Ce que nous n'avions pas prévu cependant, c'est de voir notre cher
ministre québécois de la Sécurité publique, M. Serge Ménard,
littéralement nous damer le pion dans les mass media. Seulement, il ne
s'agit plus pour lui de distinguer la violence des militants et celle
de la police mais de comparer et distinguer la violence exercée par
différents corps policiers. C'est qu'aussitôt les événements de Gênes
terminés, M. le ministre a cru opportun de faire une déclaration où il
dit en substance que comparativement aux opérations policières de
Göteborg et de Gênes, celles de Québec ont certainement été moins
violentes au point qu'il se demande maintenant de quoi parle la Ligue
des droits et libertés lorsqu'elle parle de la violence policière à
Québec (La Presse, 25 juillet 2001). En somme, il prétend donc trouver
une réelle légitimité à la violence de la police à Québec alors que
les opérations des forces suédoises et italiennes en seraient
dépourvues. Son entreprise s'appuie sur une étude comparative minute à
propos de l'état de « préparation » des forces policières d'Italie et
du Québec. Si l'exercice est risible, il est cependant extrêmement
révélateur du danger réel que représentent les forces policières que
l'on retrouvera désormais sur le chemin de la mobilisation toujours
grandissante. Aussi avons-nous cru qu'il n'était pas inutile de faire
la déconstruction minute de l'intervention scandaleuse de notre
ministre et d'en tirer toutes les leçons.

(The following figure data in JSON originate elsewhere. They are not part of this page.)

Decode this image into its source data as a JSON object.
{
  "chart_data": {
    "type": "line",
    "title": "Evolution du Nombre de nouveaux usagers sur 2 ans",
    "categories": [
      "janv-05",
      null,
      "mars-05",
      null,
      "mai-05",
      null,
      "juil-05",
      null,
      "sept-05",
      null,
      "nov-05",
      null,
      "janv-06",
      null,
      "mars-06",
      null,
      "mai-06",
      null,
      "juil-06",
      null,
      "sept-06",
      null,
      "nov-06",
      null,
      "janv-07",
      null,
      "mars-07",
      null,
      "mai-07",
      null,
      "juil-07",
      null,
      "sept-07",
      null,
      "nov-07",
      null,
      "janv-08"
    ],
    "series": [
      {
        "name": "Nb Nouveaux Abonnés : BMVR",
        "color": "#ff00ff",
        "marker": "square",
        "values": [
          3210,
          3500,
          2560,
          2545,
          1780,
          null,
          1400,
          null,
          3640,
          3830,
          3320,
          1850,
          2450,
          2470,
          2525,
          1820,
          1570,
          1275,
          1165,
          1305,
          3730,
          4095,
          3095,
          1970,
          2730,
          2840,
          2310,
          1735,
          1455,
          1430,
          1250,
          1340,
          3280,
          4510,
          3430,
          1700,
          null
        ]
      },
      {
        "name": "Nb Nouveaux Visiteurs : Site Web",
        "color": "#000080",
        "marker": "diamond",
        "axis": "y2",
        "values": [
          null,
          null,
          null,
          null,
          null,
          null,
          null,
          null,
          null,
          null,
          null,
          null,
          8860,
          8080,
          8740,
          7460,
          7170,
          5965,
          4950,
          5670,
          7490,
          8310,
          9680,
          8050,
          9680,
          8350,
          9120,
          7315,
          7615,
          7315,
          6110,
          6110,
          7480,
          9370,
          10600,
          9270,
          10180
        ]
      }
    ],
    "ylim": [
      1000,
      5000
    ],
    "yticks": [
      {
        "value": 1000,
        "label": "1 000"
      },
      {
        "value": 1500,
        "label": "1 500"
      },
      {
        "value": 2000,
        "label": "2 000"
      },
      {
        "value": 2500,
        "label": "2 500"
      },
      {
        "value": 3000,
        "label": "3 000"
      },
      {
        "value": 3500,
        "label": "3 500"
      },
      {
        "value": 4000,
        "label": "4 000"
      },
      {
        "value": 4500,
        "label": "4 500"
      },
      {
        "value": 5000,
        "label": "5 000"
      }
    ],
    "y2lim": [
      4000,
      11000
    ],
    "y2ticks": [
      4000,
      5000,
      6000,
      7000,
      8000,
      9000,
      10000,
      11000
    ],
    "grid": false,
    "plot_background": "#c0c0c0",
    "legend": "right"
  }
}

Nous ne nous étendrons pas sur la lâcheté du ministre, que ne laissait
nullement présager l'auto-proclamation de sa qualité de « maître es contrôle de foule » au service du monde après les
événements de Québec. Le moins que l'on puisse dire, c'est qu'après
avoir eu l'immense générosité d'envoyer ses précepteurs armés
enseigner aux italiens l'art de la violence non-violente - ce qui a
été crié sur tous les toits -, il n'entend pas prendre quelque part
que ce soit du blâme pour les dérapages de la police italienne. Il
n'est pas question qu'il remette en cause ses enseignements ni sa
pédagogie. Il sait de toute façon que l'échec de la police italienne
est l'échec d'une « police délinquante » qui aurait bien plus besoin
de l'école de redressement que de ses enseignements ou celui de ses
vassaux. Cela, il préfère par contre nous le laisser deviner ; c'est
moins gênant pour lui. Cependant, il ne fait aucun doute qu'il veut
nous convaincre que sa doctrine aura été fructueuse au moins à Québec.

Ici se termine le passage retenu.